Зотов заметил мой взгляд, направленный за его спину, и тоже обернулся. Поинтересовался:
– На кого ты смотришь?
– Да так, знакомый, – отмахнулась я. А когда мы с Павлом посмотрели друг на друга, я предложила: – Может, прогуляемся?
– Отказываешься от десерта?
Я изобразила бравую улыбку.
– Я на диете.
Павел посмеялся и жестом подозвал официанта, чтобы расплатиться.
Я пыталась сбежать. Наверное. Чувствовала нарастающее напряжение, ситуация как будто нагнеталась сама собой, и я собиралась сбежать.
– Спасибо за ужин. – Павел широко улыбнулся девушке-управляющей, когда мы собрались уходить. Даже я отвлеклась на его улыбку, будто озарившую его лицо. Ничего удивительного, что девушка его запомнила, если он каждый раз ей так улыбался.
Зотов улыбнулся, а я взяла его под руку. И тоже улыбнулась.
– Спасибо, было очень вкусно, – сказала я. Между прочим, с очень милой улыбкой.
Управляющая перевела взгляд на меня, и её улыбка заметно потухла.
Мы так и вышли из ресторана, рука об руку. Собирались прогуляться по вечернему провинциальному городку, я уже предчувствовала ностальгические чувства, немного грусти, немного веселья. Собиралась предложить Павлу отправиться на набережную, хотя, была уверена, что Зотов уже всё в Борске видел. И набережную, и Волгу, и фонтан на площади. Что у нас, в принципе, смотреть ещё? Я прижалась к плечу Павла, как раз собиралась заговорить, шагнула под свет уличного фонаря, и в следующую секунду сбилась с шага.
Мне навстречу вышел Кудряшов.
Мы с Андреем не виделись много лет. Много лет, очень много, с тех самых пор, как он уехал из Борска, оставив меня одну разбираться с бывшим мужем, его семьёй, с органами опеки. Оставил меня, буквально, на пороге зала судебных заседаний, разбитую и растерянную, лишившуюся дочери в свои двадцать с небольшим лет. Мало того, Кудряшов приложил руку к моим несчастьям, а затем той же рукой взял у Васи деньги и уехал. От знакомых я слышала, что отправился он напрямую в Москву. Устраивать свою будущую, хорошую, сытую жизнь. В этом, в принципе, не было ничего удивительного. Я была знакома с его родителями, с его сестрой, знакомство наше было шапочным, но я знала их в лицо и время от времени слышала в городе какие-то слухи, и о них, и о самом Андрее. О том, что он так и живёт в столице. И раз не спешит возвращаться в родной город, значит, всё у него хорошо, всё его устраивает.

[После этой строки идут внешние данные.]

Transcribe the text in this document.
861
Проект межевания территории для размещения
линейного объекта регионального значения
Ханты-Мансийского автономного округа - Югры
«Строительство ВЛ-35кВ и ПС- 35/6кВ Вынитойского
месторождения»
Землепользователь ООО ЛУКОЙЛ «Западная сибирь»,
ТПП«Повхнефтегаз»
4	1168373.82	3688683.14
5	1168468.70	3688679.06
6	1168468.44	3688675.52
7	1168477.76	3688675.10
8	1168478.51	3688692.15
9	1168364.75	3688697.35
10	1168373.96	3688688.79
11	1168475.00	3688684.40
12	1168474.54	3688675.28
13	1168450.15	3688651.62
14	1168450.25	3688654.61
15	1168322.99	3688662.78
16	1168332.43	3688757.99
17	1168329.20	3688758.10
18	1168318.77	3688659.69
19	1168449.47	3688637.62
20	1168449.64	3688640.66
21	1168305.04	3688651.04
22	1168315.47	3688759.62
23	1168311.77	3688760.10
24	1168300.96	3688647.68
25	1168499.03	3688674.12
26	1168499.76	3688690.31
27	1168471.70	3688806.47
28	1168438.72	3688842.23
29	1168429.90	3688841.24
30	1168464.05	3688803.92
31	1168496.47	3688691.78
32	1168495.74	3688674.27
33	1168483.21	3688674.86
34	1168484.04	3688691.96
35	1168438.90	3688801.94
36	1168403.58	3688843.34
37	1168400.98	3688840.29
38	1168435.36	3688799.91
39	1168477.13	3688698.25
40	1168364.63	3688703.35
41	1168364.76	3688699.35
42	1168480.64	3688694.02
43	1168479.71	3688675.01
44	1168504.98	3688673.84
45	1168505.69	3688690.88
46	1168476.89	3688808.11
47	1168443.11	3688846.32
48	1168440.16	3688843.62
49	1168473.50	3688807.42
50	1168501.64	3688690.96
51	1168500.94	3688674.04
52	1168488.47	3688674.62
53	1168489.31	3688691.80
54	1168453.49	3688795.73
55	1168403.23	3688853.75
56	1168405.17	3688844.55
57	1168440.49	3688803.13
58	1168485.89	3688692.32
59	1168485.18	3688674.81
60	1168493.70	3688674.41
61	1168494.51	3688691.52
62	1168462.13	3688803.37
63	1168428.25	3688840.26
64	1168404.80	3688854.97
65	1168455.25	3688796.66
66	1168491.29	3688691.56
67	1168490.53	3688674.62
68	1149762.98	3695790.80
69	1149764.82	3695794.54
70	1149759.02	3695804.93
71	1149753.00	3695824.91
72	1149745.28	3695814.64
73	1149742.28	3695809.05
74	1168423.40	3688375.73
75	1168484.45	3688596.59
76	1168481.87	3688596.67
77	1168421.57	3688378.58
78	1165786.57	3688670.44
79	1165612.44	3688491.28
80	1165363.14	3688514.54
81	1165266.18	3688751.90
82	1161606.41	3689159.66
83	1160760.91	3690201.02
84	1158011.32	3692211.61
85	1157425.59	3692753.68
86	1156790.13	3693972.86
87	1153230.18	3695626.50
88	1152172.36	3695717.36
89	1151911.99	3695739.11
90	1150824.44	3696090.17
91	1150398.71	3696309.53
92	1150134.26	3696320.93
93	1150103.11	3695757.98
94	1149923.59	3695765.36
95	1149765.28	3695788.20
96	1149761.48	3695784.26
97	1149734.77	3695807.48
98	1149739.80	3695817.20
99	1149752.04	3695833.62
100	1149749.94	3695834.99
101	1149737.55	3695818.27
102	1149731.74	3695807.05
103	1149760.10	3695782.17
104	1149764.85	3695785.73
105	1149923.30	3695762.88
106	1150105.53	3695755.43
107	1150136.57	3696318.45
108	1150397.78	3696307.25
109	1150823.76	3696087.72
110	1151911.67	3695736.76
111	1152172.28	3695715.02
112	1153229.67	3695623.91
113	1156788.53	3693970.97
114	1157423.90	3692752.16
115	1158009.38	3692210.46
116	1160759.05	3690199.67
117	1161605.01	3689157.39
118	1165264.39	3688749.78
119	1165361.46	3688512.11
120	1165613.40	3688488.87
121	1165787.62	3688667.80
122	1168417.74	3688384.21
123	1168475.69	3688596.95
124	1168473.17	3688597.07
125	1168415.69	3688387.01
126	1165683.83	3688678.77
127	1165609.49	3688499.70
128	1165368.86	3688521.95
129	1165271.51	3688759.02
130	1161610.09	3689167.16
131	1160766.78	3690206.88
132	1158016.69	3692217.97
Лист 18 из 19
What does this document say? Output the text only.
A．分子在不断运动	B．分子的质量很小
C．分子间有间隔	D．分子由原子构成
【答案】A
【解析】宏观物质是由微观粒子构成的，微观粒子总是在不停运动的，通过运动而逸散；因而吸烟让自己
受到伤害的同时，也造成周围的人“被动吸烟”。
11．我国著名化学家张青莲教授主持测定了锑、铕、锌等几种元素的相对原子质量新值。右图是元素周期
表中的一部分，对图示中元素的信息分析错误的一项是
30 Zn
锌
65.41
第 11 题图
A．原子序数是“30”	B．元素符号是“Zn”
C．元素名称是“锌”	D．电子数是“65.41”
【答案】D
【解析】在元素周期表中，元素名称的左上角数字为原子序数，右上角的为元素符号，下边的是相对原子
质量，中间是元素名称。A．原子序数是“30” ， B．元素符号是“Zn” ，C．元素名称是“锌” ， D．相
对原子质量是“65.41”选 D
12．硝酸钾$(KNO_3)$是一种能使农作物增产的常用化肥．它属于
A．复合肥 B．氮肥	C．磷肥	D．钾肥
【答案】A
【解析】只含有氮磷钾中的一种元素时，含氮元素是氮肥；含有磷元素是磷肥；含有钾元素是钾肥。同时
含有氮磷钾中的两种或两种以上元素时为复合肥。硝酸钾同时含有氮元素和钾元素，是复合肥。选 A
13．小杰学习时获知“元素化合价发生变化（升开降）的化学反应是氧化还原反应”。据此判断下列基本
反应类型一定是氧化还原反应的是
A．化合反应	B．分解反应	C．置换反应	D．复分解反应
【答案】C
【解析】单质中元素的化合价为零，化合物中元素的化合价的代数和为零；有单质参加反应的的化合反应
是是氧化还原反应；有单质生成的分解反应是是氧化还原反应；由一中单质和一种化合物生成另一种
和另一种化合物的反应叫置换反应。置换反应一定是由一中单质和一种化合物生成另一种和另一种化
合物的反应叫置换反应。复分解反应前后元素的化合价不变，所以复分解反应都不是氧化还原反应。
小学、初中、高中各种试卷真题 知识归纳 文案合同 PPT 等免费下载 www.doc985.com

Так говорили знакомые, жители нашего городка, я же, как человек, переживший переезд в большой город и знающий, что значит устроиться на новом месте, в незнакомых условиях, но всё же вырвавшийся из рутины деревенского, провинциального сознания, верить в то, что у Кудряшова в Москве всё замечательно, не спешила. Сама не раз оказывалась в трудной ситуации, но прилагала все усилия для того, чтобы избежать возращения. Нужно было драться, цепляться за любую соломинку, лишь для того, чтобы не вернуться. Думаю, у Андрея всё было точно также. Думать о том, что Кудряшов шоколадно устроился в столице, мне не хотелось. Просто потому, что он не заслужил. Не заслужил удачи, везения, легких денег, того же счастья, он не заслужил. Я так считала, хотя, и понимала, что, возможно, не права. Нельзя желать людям плохого, кем бы они ни были. Это как-то сказывается на карме, на ауре, на положительной энергетике, которую тебе посылают высшие силы… Одно время, в попытке устоять на ногах и сохранить веру в человечество, я занялась чтением подобной литературы, но, признаться, не слишком прониклась и преуспела. Только нахваталась подобных фраз, которые время от времени применяла, при этом мало понимая, что они на самом деле означают. Но что я понимала хорошо, так это то, что Андрей Кудряшов не заслуживает даже шанса на очистку своей кармы и гнилой душонки. И я очень надеялась, что мы с ним никогда на узкой дорожке не пересечемся.